The most effective formats would combine structured discussion with practical, participatory methods that bring out real-world experience rather than only formal statements. A strong model would be to use short plenary sessions for shared framing, followed by smaller breakout groups focused on specific themes or use cases. This makes the Dialogue more dynamic and ensures that different stakeholder groups can contribute meaningfully. Another effective format would be case-based working sessions, where participants discuss concrete deployment scenarios from sectors such as healthcare, education, finance, or public administration. These sessions help move the conversation from abstract principles to operational governance questions. The Dialogue could also benefit from multi-stakeholder clinics or labs, where governments, technical experts, civil society and industry work together to solve a defined challenge, such as transparency, interoperability, or capacity-building. This would encourage practical cooperation and produce tangible outputs. In addition, regional roundtables or hybrid participation formats would improve inclusion, especially for stakeholders who may not be able to travel. Structured written inputs, pre-meeting consultations, and moderated online participation could help ensure broader geographic and sectoral representation. Finally, the Dialogue should include a mechanism for follow-up and iteration, so that each meeting builds on the last. The most valuable engagement formats are those that create continuity, accountability and visible progress over time.

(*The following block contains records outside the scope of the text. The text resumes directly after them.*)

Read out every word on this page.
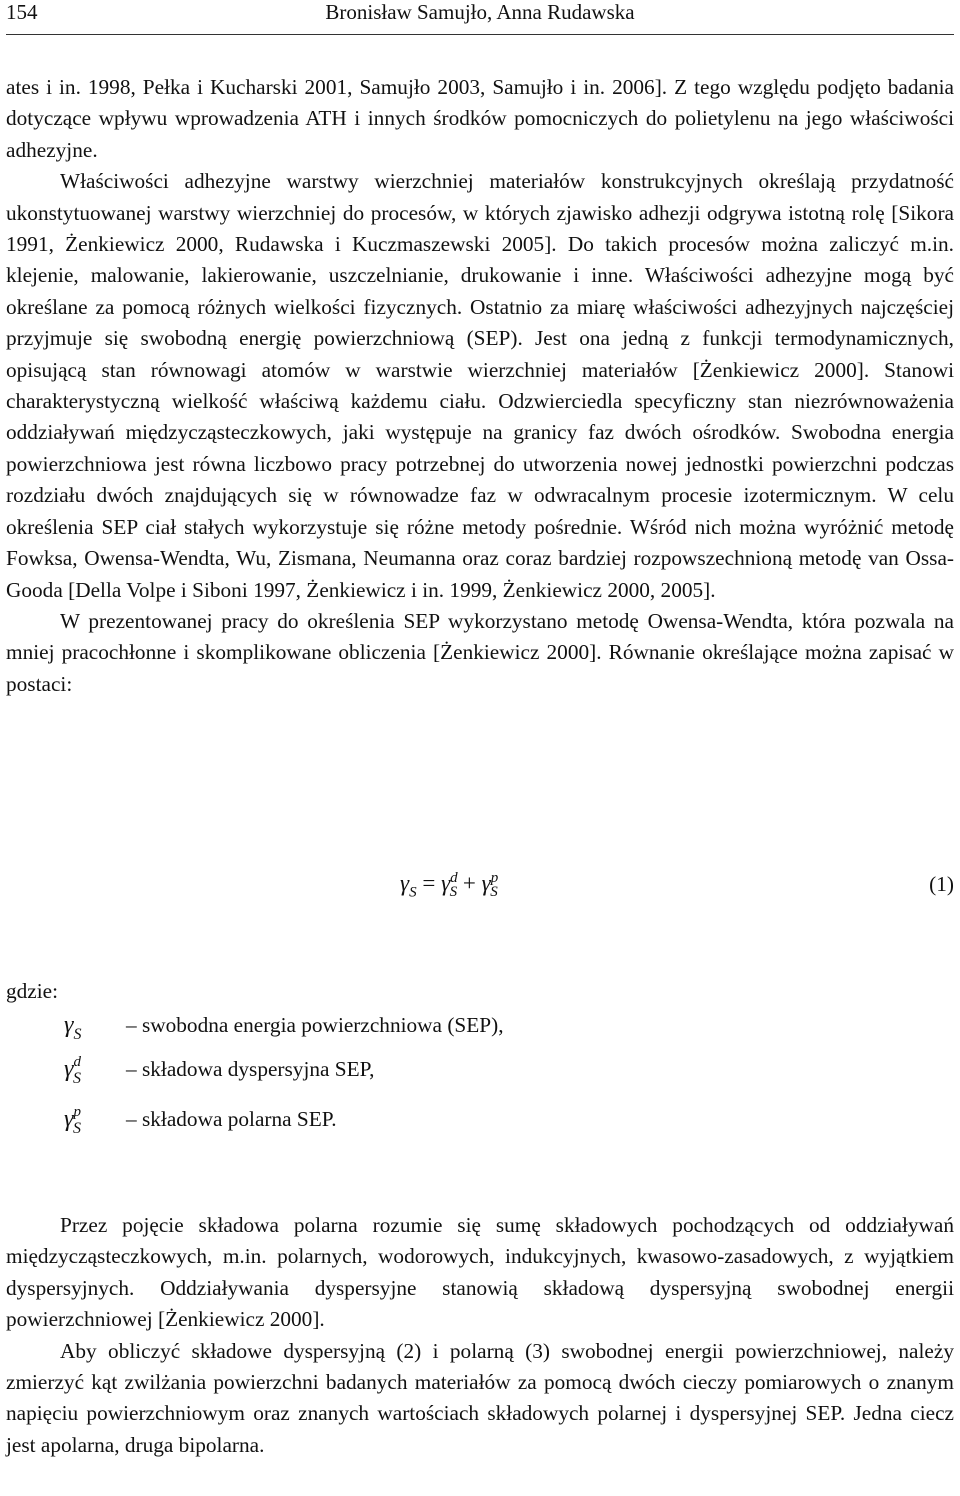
154	Bronisław Samujło, Anna Rudawska

ates i in. 1998, Pełka i Kucharski 2001, Samujło 2003, Samujło i in. 2006]. Z tego względu podjęto badania dotyczące wpływu wprowadzenia ATH i innych środków pomocniczych do polietylenu na jego właściwości adhezyjne.

Właściwości adhezyjne warstwy wierzchniej materiałów konstrukcyjnych określają przydatność ukonstytuowanej warstwy wierzchniej do procesów, w których zjawisko adhezji odgrywa istotną rolę [Sikora 1991, Żenkiewicz 2000, Rudawska i Kuczmaszewski 2005]. Do takich procesów można zaliczyć m.in. klejenie, malowanie, lakierowanie, uszczelnianie, drukowanie i inne. Właściwości adhezyjne mogą być określane za pomocą różnych wielkości fizycznych. Ostatnio za miarę właściwości adhezyjnych najczęściej przyjmuje się swobodną energię powierzchniową (SEP). Jest ona jedną z funkcji termodynamicznych, opisującą stan równowagi atomów w warstwie wierzchniej materiałów [Żenkiewicz 2000]. Stanowi charakterystyczną wielkość właściwą każdemu ciału. Odzwierciedla specyficzny stan niezrównoważenia oddziaływań międzycząsteczkowych, jaki występuje na granicy faz dwóch ośrodków. Swobodna energia powierzchniowa jest równa liczbowo pracy potrzebnej do utworzenia nowej jednostki powierzchni podczas rozdziału dwóch znajdujących się w równowadze faz w odwracalnym procesie izotermicznym. W celu określenia SEP ciał stałych wykorzystuje się różne metody pośrednie. Wśród nich można wyróżnić metodę Fowksa, Owensa-Wendta, Wu, Zismana, Neumanna oraz coraz bardziej rozpowszechnioną metodę van Ossa-Gooda [Della Volpe i Siboni 1997, Żenkiewicz i in. 1999, Żenkiewicz 2000, 2005].

W prezentowanej pracy do określenia SEP wykorzystano metodę Owensa-Wendta, która pozwala na mniej pracochłonne i skomplikowane obliczenia [Żenkiewicz 2000]. Równanie określające można zapisać w postaci:

$\gamma_S = \gamma^d_S + \gamma^p_S$	(1)
gdzie:
$\gamma_S$ – swobodna energia powierzchniowa (SEP),
$\gamma^d_S$ – składowa dyspersyjna SEP,
$\gamma^p_S$ – składowa polarna SEP.

Przez pojęcie składowa polarna rozumie się sumę składowych pochodzących od oddziaływań międzycząsteczkowych, m.in. polarnych, wodorowych, indukcyjnych, kwasowo-zasadowych, z wyjątkiem dyspersyjnych. Oddziaływania dyspersyjne stanowią składową dyspersyjną swobodnej energii powierzchniowej [Żenkiewicz 2000].

Aby obliczyć składowe dyspersyjną (2) i polarną (3) swobodnej energii powierzchniowej, należy zmierzyć kąt zwilżania powierzchni badanych materiałów za pomocą dwóch cieczy pomiarowych o znanym napięciu powierzchniowym oraz znanych wartościach składowych polarnej i dyspersyjnej SEP. Jedna ciecz jest apolarna, druga bipolarna.
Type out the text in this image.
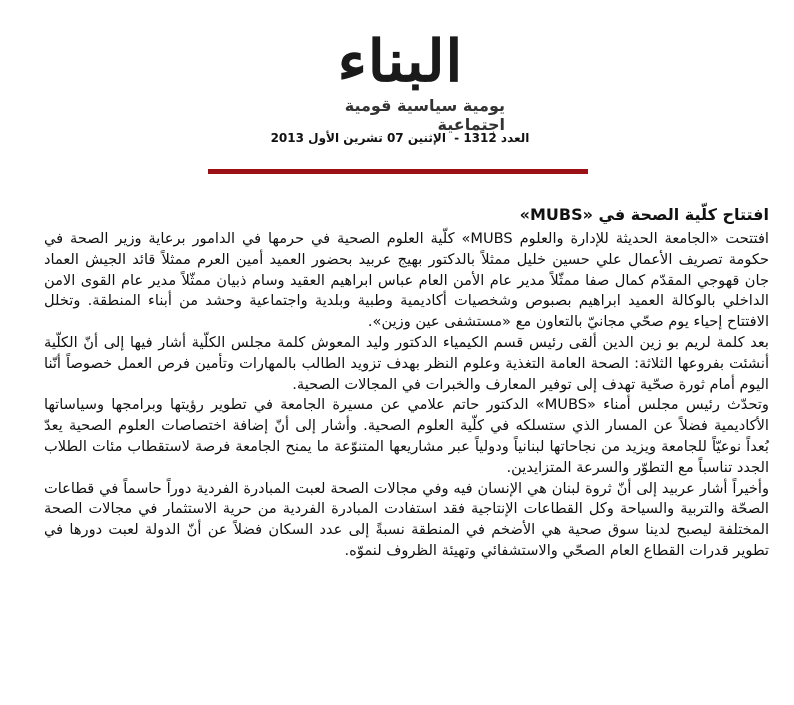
البناء
يومية سياسية قومية اجتماعية
العدد 1312 - الإثنين 07 تشرين الأول 2013
افتتاح كلّية الصحة في «MUBS»

افتتحت «الجامعة الحديثة للإدارة والعلوم MUBS» كلّية العلوم الصحية في حرمها في الدامور برعاية وزير الصحة في حكومة تصريف الأعمال علي حسين خليل ممثلاً بالدكتور بهيج عربيد بحضور العميد أمين العرم ممثلاً قائد الجيش العماد جان قهوجي المقدّم كمال صفا ممثّلاً مدير عام الأمن العام عباس ابراهيم العقيد وسام ذبيان ممثّلاً مدير عام القوى الامن الداخلي بالوكالة العميد ابراهيم بصبوص وشخصيات أكاديمية وطبية وبلدية واجتماعية وحشد من أبناء المنطقة. وتخلل الافتتاح إحياء يوم صحّي مجانيّ بالتعاون مع «مستشفى عين وزين».

بعد كلمة لريم بو زين الدين ألقى رئيس قسم الكيمياء الدكتور وليد المعوش كلمة مجلس الكلّية أشار فيها إلى أنّ الكلّية أنشئت بفروعها الثلاثة: الصحة العامة التغذية وعلوم النظر بهدف تزويد الطالب بالمهارات وتأمين فرص العمل خصوصاً أنّنا اليوم أمام ثورة صحّية تهدف إلى توفير المعارف والخبرات في المجالات الصحية.

وتحدّث رئيس مجلس أمناء «MUBS» الدكتور حاتم علامي عن مسيرة الجامعة في تطوير رؤيتها وبرامجها وسياساتها الأكاديمية فضلاً عن المسار الذي ستسلكه في كلّية العلوم الصحية. وأشار إلى أنّ إضافة اختصاصات العلوم الصحية يعدّ بُعداً نوعيّاً للجامعة ويزيد من نجاحاتها لبنانياً ودولياً عبر مشاريعها المتنوّعة ما يمنح الجامعة فرصة لاستقطاب مئات الطلاب الجدد تناسباً مع التطوّر والسرعة المتزايدين.

وأخيراً أشار عربيد إلى أنّ ثروة لبنان هي الإنسان فيه وفي مجالات الصحة لعبت المبادرة الفردية دوراً حاسماً في قطاعات الصحّة والتربية والسياحة وكل القطاعات الإنتاجية فقد استفادت المبادرة الفردية من حرية الاستثمار في مجالات الصحة المختلفة ليصبح لدينا سوق صحية هي الأضخم في المنطقة نسبةً إلى عدد السكان فضلاً عن أنّ الدولة لعبت دورها في تطوير قدرات القطاع العام الصحّي والاستشفائي وتهيئة الظروف لنموّه.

Please share examples of policies, practices, platforms, or approaches that promote effective AI governance or offer concrete solutions to addressing its challenges.

5

Examples that are especially relevant are: Clear AI governance frameworks with named accountability, approval rights, risk tiering, and update processes. Lifecycle controls such as validation before launch, continuous monitoring in production, incident response, and decommissioning rules. Human-in-the-loop oversight for high-impact use cases, so AI supports rather than replaces accountable human decision-making. Transparency and explainability practices that document model purpose, limits, data sources, and decision logic in a way stakeholders can understand. Cross-functional governance committees bringing together business, legal, compliance, privacy, security, and technical teams. Responsible AI platforms that provide monitoring, bias detection, audit trails, compliance checks, and performance dashboards. Sector-specific controls for regulated environments, where governance is adapted to the risk level of healthcare, finance, public services, or critical infrastructure. A useful pattern is to combine policy with operational tooling: rules alone are not enough unless they are embedded into workflows, monitoring, and ownership. The strongest approaches make governance practical, repeatable, and measurable across the full AI lifecycle.